En un momento de la película, en efecto, se puede identificar un acto que equivaldría a una revolución dentro del entorno. El personaje de Hilary parece ser poseída por un impulso de rebeldía contra la tiranía del egoísmo —se me viene a la mente la venganza de Shosanna en Inglourious Basterds (2009)—. El hecho es que ese motín será traducido por la sociedad como un lapsus esquizofrénico. En otras palabras, aquí todo acto “anarquista” propacifista —no olvidemos que los skinheads sí parecen tener bandera blanca en el espacio público— es asumido como una expresión absurda para ese tiempo. Un castigo le aguarda a ese tipo de reaccionarios. Ya más adelante, veremos cómo es que después de la “corrección social” la realidad sigue su normalidad.
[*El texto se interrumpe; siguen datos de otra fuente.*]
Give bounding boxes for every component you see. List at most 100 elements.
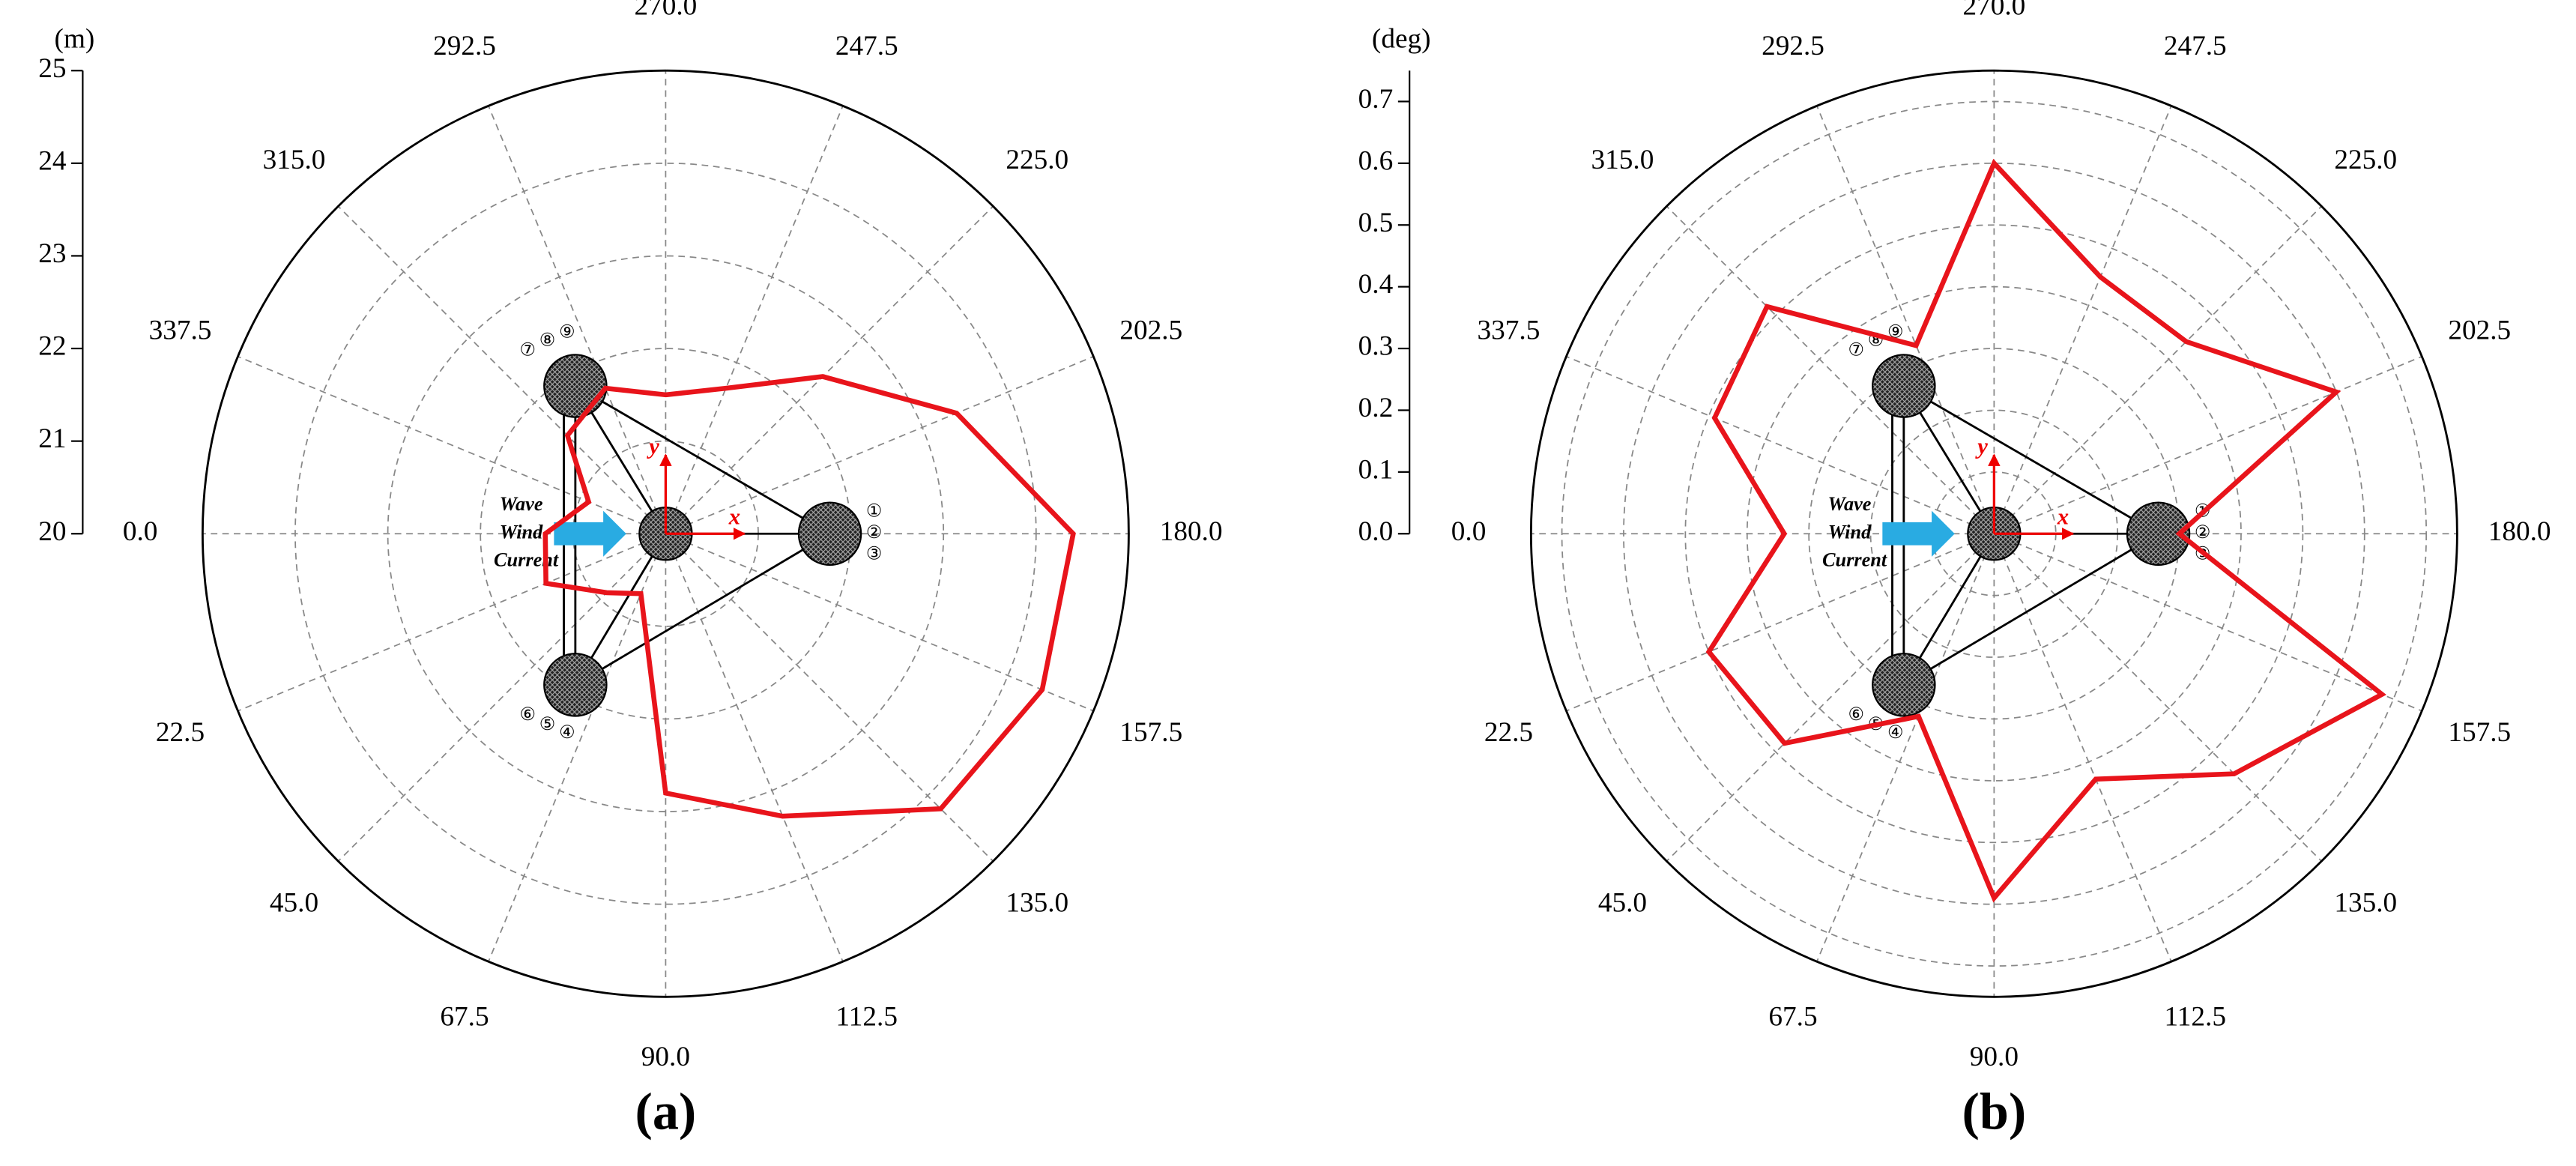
polar-chart: 0.0 22.5 45.0 67.5 90.0 112.5 135.0 157.5 180.0 2…: [38, 0, 1222, 1141]
column: [543, 354, 608, 418]
angle-label: 135.0: [2334, 888, 2397, 919]
schematic-label: Wave: [500, 493, 543, 515]
angle-label: 337.5: [1478, 315, 1541, 345]
grid-spoke: [1666, 205, 1995, 534]
schematic-label: Wave: [1828, 493, 1872, 515]
panel-label: (a): [635, 1083, 697, 1141]
schematic-label: ⑥: [1848, 705, 1864, 725]
grid-circle: [1684, 224, 2304, 844]
data-line: [542, 374, 1076, 819]
y-tick-label: 0.4: [1358, 269, 1394, 300]
grid-spoke: [1993, 105, 2172, 534]
y-tick-label: 22: [38, 331, 66, 362]
schematic-label: x: [2057, 504, 2069, 530]
angle-label: 270.0: [1962, 0, 2025, 22]
schematic-label: Current: [494, 549, 559, 571]
schematic-label: ①: [866, 501, 883, 521]
angle-label: 135.0: [1006, 888, 1068, 919]
schematic-label: ③: [866, 544, 883, 564]
schematic-label: Wind: [500, 521, 543, 543]
grid-spoke: [1816, 105, 1995, 534]
y-tick-label: 23: [38, 238, 66, 269]
grid-spoke: [1993, 533, 2172, 962]
column: [543, 653, 608, 717]
schematic-label: x: [728, 504, 740, 530]
schematic-label: ⑦: [1848, 341, 1864, 360]
y-axis-label: (m): [55, 23, 95, 54]
schematic-label: ⑨: [559, 322, 575, 342]
angle-label: 112.5: [2165, 1002, 2226, 1033]
schematic-label: ②: [2195, 523, 2211, 543]
y-axis-label: (deg): [1372, 23, 1431, 54]
grid-spoke: [1666, 533, 1995, 862]
y-tick-label: 0.7: [1358, 84, 1394, 115]
angle-label: 0.0: [123, 516, 158, 547]
angle-label: 202.5: [1119, 315, 1182, 345]
y-tick-label: 20: [38, 516, 66, 547]
grid-spoke: [337, 205, 667, 534]
angle-label: 180.0: [2488, 516, 2551, 547]
grid-spoke: [337, 533, 667, 862]
brace: [1903, 384, 2159, 535]
schematic-label: ⑦: [520, 341, 536, 360]
angle-label: 0.0: [1451, 516, 1487, 547]
y-tick-label: 0.3: [1358, 331, 1394, 362]
angle-label: 292.5: [1762, 31, 1824, 61]
y-tick-label: 21: [38, 423, 66, 454]
grid-circle: [1561, 100, 2428, 967]
schematic-label: ②: [866, 523, 883, 543]
grid-spoke: [238, 355, 666, 535]
schematic-label: y: [646, 433, 659, 459]
grid-spoke: [665, 533, 844, 962]
data-line: [1705, 158, 2386, 903]
environment-arrow: [1882, 510, 1955, 557]
polar-chart: 0.0 22.5 45.0 67.5 90.0 112.5 135.0 157.5 180.0 2…: [1358, 0, 2551, 1141]
grid-spoke: [1994, 533, 2422, 712]
schematic-label: ⑧: [539, 330, 556, 350]
angle-label: 270.0: [634, 0, 697, 22]
grid-spoke: [1993, 533, 2322, 862]
angle-label: 202.5: [2448, 315, 2511, 345]
brace: [575, 384, 831, 535]
angle-label: 22.5: [1484, 717, 1533, 748]
y-tick-label: 0.0: [1358, 516, 1394, 547]
grid-spoke: [1993, 205, 2322, 534]
angle-label: 247.5: [2164, 31, 2227, 61]
grid-spoke: [1816, 533, 1995, 962]
brace: [1903, 533, 2159, 686]
angle-label: 337.5: [149, 315, 212, 345]
angle-label: 45.0: [1598, 888, 1647, 919]
y-tick-label: 0.6: [1358, 145, 1394, 176]
grid-spoke: [488, 105, 667, 534]
y-tick-label: 24: [38, 145, 67, 176]
y-tick-label: 25: [38, 53, 66, 84]
angle-label: 315.0: [263, 145, 326, 175]
column: [797, 501, 862, 566]
grid-spoke: [1566, 533, 1995, 712]
outer-circle: [201, 69, 1130, 998]
angle-label: 67.5: [440, 1002, 489, 1033]
brace: [575, 533, 831, 686]
angle-label: 247.5: [835, 31, 898, 61]
angle-label: 67.5: [1768, 1002, 1817, 1033]
angle-label: 157.5: [2448, 717, 2511, 748]
angle-label: 45.0: [270, 888, 318, 919]
y-tick-label: 0.1: [1358, 454, 1394, 485]
schematic-label: Wind: [1828, 521, 1872, 543]
angle-label: 112.5: [836, 1002, 898, 1033]
angle-label: 157.5: [1119, 717, 1182, 748]
schematic-label: ⑤: [539, 715, 556, 734]
panel-label: (b): [1962, 1083, 2027, 1141]
outer-circle: [1529, 69, 2458, 998]
column: [1872, 653, 1936, 717]
schematic-label: ⑥: [520, 705, 536, 725]
grid-spoke: [665, 105, 844, 534]
environment-arrow: [554, 510, 626, 557]
y-tick-label: 0.2: [1358, 393, 1394, 423]
grid-spoke: [665, 205, 994, 534]
angle-label: 22.5: [156, 717, 205, 748]
angle-label: 315.0: [1591, 145, 1654, 175]
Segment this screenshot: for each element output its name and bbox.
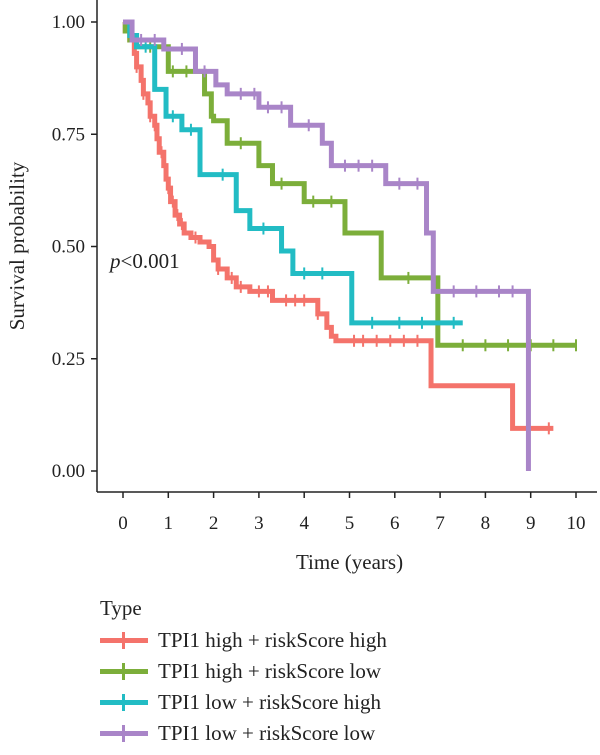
legend-item: TPI1 high + riskScore low [100,656,387,687]
survival-curve-3 [123,19,463,326]
legend-item: TPI1 high + riskScore high [100,625,387,656]
series-layer [122,19,577,471]
x-tick-label: 9 [526,513,536,534]
x-tick-label: 7 [435,513,445,534]
series-4 [123,19,531,471]
survival-curve-1 [122,19,554,431]
y-axis-title: Survival probability [5,161,29,330]
x-tick-label: 6 [390,513,400,534]
survival-chart: 0.00 0.25 0.50 0.75 1.00 0 1 2 3 4 5 6 7 8 9 10 p<0.00… [5,0,597,574]
legend-title: Type [100,596,142,620]
legend-key [100,718,148,749]
legend-key [100,687,148,718]
x-ticks: 0 1 2 3 4 5 6 7 8 9 10 [118,492,586,534]
series-1 [122,19,554,435]
y-tick-label: 0.25 [52,349,85,370]
x-tick-label: 5 [345,513,355,534]
legend-label: TPI1 high + riskScore low [158,659,381,683]
legend-key [100,656,148,687]
x-axis-title: Time (years) [296,550,403,574]
x-tick-label: 4 [299,513,309,534]
legend-label: TPI1 high + riskScore high [158,628,387,652]
x-tick-label: 10 [567,513,586,534]
x-tick-label: 8 [481,513,491,534]
legend-item: TPI1 low + riskScore low [100,718,387,749]
legend: Type TPI1 high + riskScore high TPI1 high… [100,596,387,749]
x-tick-label: 2 [209,513,219,534]
legend-items: TPI1 high + riskScore high TPI1 high + ri… [100,625,387,749]
x-tick-label: 3 [254,513,264,534]
x-tick-label: 0 [118,513,128,534]
y-tick-label: 0.50 [52,237,85,258]
legend-label: TPI1 low + riskScore low [158,721,376,745]
y-tick-label: 0.75 [52,124,85,145]
survival-curve-4 [123,19,531,471]
legend-item: TPI1 low + riskScore high [100,687,387,718]
axes: 0.00 0.25 0.50 0.75 1.00 0 1 2 3 4 5 6 7 8 9 10 [52,0,597,534]
legend-label: TPI1 low + riskScore high [158,690,381,714]
y-ticks: 0.00 0.25 0.50 0.75 1.00 [52,12,97,482]
legend-key [100,625,148,656]
x-tick-label: 1 [164,513,174,534]
y-tick-label: 0.00 [52,461,85,482]
series-3 [123,19,463,329]
y-tick-label: 1.00 [52,12,85,33]
p-value-annotation: p<0.001 [108,249,180,273]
Tiempo después, nadie parece recordar o haberle importado ese intento de Hilary por transgredir el estado de las cosas en donde se normaliza o consiente la agresión o falta de solidaridad. De una manera muy disimulada, El imperio de la luz manifiesta un rostro politizado. Pienso también en los gustos musicales de aquel entonces. Dependiendo de lo que escuchas, es que perteneces a un bloque social político. Lo gustos del personaje de Stephen me recuerdan a Small Axe (2020), la miniserie de Steve McQueen, en especial el capítulo de Lovers Rock. El escuchar reggae o blues es un distintivo de segregación. Lo mismo podría decirse del ska o el punk. Los gustos musicales por entonces tenían una base política.